Retro Friday Movie Review: The Crow (1994)


This blog post is part of the Agora Road Travelogue for July 2025

Put another one to the list of films I watched at some point during my childhood but that I don’t remember a single thing about. I remember buying the DVD. I remember watching it in my parents’ bedroom which, as I have mentioned before, was the only place in the house with a DVD player. What I don’t remember is if I liked it or not.

When I watched Underworld the past week, one of the things I liked the most was how goth the whole thing felt. Maybe I need to remind you, but goth was a big thing during the 2000’s… goth and dark and emo and everything in between. From Death Note to Avril Lavigne, people would obsess over the aesthetic, probably as a symptom of the ongoing battle for defining ourselves on the computer screen through the usage of, then emerging, social media, but most likely as a continuation of the necessity of the youth to manifest their identity through fashion and music. An argument for the latter would be the fact that goth and goth mainstream media were already a thing way before the double naught’s. Exemplary movies of such could be Edward Scissorhands, The Nightmare Before Christmas, and of course, The Crow.

The movie is infamous for being the one that caused Brandon Lee’s death, in an incident that, all the sadder, somehow keeps happening in Hollywood. Someone shot a blank-loaded but cannon-obstructed gun at him in the chest causing him to bleed to death. A very sad end for what some, including myself, consider a very promising would-be star.

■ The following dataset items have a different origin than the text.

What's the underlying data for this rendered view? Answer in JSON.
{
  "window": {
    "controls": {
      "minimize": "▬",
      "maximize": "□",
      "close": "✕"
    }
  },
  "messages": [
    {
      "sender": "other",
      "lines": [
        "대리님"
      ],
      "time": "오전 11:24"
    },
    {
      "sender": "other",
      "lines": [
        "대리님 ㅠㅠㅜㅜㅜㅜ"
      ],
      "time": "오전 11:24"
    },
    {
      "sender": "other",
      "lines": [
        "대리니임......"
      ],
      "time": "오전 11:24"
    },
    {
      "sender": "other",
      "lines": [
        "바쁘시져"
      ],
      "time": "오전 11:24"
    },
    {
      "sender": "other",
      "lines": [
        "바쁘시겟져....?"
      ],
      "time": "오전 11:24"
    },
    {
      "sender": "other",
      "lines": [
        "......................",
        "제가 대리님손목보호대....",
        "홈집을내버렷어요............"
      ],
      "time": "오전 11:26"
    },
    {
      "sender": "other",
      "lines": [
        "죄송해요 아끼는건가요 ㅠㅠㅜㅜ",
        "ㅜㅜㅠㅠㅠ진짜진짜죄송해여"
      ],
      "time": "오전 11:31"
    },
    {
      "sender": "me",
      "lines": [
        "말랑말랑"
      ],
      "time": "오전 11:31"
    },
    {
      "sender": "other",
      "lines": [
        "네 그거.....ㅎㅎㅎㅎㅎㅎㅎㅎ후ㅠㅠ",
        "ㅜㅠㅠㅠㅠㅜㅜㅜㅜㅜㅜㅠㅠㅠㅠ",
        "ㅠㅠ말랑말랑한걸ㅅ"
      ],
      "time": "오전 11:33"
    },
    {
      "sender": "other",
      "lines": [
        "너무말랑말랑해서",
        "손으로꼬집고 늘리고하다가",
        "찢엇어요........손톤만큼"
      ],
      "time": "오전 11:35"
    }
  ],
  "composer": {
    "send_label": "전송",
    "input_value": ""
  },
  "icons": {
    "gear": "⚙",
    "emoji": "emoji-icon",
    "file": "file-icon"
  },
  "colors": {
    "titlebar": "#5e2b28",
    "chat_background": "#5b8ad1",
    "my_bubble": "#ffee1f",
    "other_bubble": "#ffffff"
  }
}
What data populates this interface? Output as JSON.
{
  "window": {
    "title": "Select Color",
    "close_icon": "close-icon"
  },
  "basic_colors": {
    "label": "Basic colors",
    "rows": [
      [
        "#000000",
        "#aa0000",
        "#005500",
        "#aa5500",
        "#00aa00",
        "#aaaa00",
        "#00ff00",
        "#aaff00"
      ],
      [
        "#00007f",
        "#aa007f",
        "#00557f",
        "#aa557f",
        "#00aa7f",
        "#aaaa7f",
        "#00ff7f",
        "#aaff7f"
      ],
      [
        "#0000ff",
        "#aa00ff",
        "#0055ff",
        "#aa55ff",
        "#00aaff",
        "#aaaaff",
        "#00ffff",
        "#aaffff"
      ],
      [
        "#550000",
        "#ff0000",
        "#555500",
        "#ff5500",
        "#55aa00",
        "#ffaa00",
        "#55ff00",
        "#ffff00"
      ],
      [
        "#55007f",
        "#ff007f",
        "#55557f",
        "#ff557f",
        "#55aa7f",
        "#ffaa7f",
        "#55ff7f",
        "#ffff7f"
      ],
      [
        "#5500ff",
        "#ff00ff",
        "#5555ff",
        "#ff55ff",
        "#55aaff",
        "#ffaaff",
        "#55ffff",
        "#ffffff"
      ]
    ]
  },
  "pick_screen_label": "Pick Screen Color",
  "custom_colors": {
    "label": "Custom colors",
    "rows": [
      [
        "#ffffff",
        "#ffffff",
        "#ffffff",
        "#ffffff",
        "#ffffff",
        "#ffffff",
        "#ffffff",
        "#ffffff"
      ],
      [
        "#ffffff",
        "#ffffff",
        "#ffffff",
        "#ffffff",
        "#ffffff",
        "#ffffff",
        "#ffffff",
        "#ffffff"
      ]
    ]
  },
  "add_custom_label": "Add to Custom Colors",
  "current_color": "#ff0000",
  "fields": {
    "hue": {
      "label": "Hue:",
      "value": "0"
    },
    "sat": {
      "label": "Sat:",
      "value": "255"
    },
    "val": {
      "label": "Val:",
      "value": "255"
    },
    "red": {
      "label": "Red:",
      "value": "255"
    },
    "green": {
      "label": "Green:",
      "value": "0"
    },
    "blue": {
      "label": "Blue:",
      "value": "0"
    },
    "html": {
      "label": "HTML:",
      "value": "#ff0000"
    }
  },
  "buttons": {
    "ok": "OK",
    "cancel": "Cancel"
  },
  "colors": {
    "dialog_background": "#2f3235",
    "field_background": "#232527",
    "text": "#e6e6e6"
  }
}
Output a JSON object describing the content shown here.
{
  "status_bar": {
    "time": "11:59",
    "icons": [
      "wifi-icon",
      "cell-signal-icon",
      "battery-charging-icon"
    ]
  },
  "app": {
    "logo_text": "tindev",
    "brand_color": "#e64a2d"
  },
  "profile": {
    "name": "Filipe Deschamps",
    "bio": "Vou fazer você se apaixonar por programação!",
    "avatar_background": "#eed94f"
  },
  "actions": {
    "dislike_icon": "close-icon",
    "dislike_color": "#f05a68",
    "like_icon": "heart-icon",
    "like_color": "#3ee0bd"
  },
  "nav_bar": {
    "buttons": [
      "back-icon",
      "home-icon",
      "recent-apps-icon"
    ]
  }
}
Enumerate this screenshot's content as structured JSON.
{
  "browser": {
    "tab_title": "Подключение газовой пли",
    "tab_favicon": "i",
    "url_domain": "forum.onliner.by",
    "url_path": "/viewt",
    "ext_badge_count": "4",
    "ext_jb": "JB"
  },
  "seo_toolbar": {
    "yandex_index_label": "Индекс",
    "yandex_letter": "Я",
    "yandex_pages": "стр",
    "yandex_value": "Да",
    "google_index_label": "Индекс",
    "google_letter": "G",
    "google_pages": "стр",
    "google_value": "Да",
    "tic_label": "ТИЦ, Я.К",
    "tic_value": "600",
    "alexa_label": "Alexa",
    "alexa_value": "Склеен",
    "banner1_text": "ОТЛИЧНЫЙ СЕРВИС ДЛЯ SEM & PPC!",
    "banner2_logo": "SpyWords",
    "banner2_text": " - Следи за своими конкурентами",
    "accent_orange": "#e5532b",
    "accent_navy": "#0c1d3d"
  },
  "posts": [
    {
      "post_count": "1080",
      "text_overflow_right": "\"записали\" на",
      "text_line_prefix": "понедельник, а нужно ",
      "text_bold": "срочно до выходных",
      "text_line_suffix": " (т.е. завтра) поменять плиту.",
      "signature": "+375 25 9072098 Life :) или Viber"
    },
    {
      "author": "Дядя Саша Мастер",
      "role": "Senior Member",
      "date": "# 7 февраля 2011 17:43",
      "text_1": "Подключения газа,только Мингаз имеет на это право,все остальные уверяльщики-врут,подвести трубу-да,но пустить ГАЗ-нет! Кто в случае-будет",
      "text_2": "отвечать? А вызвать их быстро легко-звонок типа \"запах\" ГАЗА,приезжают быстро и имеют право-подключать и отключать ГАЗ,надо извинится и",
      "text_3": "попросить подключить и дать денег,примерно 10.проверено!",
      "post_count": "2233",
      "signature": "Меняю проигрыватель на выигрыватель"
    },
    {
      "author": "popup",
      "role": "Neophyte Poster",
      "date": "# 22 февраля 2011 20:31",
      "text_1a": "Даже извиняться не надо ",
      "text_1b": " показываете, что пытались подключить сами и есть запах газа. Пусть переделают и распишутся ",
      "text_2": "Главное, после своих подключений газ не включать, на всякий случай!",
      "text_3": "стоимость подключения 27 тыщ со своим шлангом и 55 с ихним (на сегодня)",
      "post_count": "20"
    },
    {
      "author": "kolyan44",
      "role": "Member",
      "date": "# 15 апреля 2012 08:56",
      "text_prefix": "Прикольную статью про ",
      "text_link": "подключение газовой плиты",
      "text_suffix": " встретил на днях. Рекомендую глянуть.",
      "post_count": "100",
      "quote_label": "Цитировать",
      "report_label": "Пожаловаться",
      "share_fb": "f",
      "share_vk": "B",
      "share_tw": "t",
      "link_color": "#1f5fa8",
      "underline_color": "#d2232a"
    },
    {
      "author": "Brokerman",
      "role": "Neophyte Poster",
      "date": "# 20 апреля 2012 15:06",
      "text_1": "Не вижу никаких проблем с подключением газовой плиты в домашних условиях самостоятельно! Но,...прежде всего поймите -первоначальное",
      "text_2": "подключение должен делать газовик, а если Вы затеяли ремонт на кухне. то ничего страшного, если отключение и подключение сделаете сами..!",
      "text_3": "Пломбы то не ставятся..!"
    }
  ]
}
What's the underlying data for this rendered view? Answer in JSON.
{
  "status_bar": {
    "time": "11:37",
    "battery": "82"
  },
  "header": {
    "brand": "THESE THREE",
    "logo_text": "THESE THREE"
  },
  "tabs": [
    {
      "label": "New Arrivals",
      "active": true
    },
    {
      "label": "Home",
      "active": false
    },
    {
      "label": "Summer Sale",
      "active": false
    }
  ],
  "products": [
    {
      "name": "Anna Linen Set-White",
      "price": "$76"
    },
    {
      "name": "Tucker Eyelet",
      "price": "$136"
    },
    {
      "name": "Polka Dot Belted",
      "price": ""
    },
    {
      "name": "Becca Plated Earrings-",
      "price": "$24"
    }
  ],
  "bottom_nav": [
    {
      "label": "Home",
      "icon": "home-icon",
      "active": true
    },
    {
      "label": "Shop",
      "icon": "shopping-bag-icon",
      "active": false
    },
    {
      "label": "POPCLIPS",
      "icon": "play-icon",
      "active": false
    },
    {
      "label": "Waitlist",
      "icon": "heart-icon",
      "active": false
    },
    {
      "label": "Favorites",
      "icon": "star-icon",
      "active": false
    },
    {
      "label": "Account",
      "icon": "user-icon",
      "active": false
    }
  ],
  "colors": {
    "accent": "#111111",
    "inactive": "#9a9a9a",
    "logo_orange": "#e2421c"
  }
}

The movie takes its goth aesthetics very seriously, from the music to the lighting to the perpetual rain. If you told me this was a Tim Burton movie, I would believe you. The story is a revenge story. Brandon Lee’s character, cleverly called Eric Draven, comes back from the dead to haunt those who caused so much pain to his fiancee, Shelly (maybe a reference to Mary Shelley?). In a one-by-one manner, Brandon Lee eliminates every one of them, in a performance that alternates between corny and badass, switching from wittiness to life advice in a fashion that somewhat resembles what Heath Ledger’s Joker would do in the years to come (another life cut short, coincidentally).

You can’t tell me this scene didn’t inspire the one in The Dark Knight

The special effects are noteworthy, with an excellent mix of practical and digital effects. It is outright impossible to detect which scenes were not played by Lee if you are not paying attention (I was, and couldn’t do it). I would also like to praise the villain of the movie which, although maybe archetypical for the era, plays a very nice balance with the protagonist.

Overall, a very entertaining watch that I would recommend to anyone who is looking for something with that edge to it, or in general, to any action-junkie out there.